Colonel Craighill, believing firmly that merit and length of tenure should be favoured in promotions, had installed as Walsh’s successor an accountant who had been chief book-keeper in the office for many years. Walsh had mildly suggested Wayne, but Colonel Craighill rejected the recommendation.
“The suggestion does credit to your kindness of heart, Walsh, but—you must know it is impossible.”
Paddock called on Wayne at the office one afternoon to find him bending studiously over a mass of papers. Wayne greeted his old friend amiably.
“Don’t be afraid! I’ll not bite you this time.”
He cleared a chair of papers and bade the clergyman make himself at home.
“I won’t conceal it from you, old man, that I was in bad shape that night you came in on me here. I saw everything red—not pink, but a bright burning scarlet. You won’t mind my saying it, but your call was deucedly inopportune. I had come up here with my tongue hanging out to drink that quart, and to be caught with the goods on by a gentleman of the cloth annoyed me. I’ll not spare your feelings in the matter! And then you looked so fresh and fit and good that that riled me too. I was ashamed of it afterward—the way I received your life confession. And the bottle——”

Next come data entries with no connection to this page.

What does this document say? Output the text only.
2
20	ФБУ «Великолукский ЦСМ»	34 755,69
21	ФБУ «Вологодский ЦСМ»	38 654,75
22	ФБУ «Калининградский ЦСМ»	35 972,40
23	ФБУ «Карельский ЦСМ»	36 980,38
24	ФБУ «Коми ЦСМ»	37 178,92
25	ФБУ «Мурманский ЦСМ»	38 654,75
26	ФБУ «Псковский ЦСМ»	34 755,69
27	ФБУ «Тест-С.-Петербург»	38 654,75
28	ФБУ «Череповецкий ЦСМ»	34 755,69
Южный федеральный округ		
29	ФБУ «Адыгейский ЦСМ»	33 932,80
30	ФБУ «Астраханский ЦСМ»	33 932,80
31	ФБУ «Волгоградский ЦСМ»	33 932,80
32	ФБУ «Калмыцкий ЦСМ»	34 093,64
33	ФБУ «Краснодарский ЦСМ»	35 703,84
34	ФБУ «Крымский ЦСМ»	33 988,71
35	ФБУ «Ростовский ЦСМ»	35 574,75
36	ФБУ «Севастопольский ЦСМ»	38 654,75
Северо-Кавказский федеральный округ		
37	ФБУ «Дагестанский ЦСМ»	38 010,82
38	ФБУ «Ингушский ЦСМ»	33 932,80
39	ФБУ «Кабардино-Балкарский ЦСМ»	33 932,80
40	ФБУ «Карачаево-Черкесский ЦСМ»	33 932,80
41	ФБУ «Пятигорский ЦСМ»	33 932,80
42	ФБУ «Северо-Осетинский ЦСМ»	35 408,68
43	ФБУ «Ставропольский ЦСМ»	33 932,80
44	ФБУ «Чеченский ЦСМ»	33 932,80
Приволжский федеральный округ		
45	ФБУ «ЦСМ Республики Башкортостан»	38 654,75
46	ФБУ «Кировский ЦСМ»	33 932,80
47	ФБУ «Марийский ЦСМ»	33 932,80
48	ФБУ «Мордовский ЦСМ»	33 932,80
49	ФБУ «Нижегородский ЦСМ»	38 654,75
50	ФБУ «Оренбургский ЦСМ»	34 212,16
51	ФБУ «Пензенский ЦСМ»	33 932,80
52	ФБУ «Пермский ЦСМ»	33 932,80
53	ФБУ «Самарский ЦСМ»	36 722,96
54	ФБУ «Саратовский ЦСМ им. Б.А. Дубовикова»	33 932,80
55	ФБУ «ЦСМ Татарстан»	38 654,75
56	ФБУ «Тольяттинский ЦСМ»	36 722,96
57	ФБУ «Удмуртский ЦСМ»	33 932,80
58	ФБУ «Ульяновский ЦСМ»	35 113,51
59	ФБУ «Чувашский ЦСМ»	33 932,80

“Did you eat it?” laughed Paddock, delighted to find his old friend in this gay humour.
“I told you I was going to the bad that night, and you went out with a hurt look as though I had kicked your dog or done some low thing of that sort. Your tact is wholly admirable. If you had said one word to me when I told you I had started for hell I should have screamed and made a terrible fuss. Strong men could not have held me. You went away and left me, by which token I know you possess the wisdom of serpents. And I proceeded at once to get beautifully drunk.”
Paddock said nothing, but smiled sadly.
“But I have cut it out now. I shall look no more upon the rum bottle when it’s red, not because I don’t like it, but because I’ve thought of much more dreadful and heinous sins.”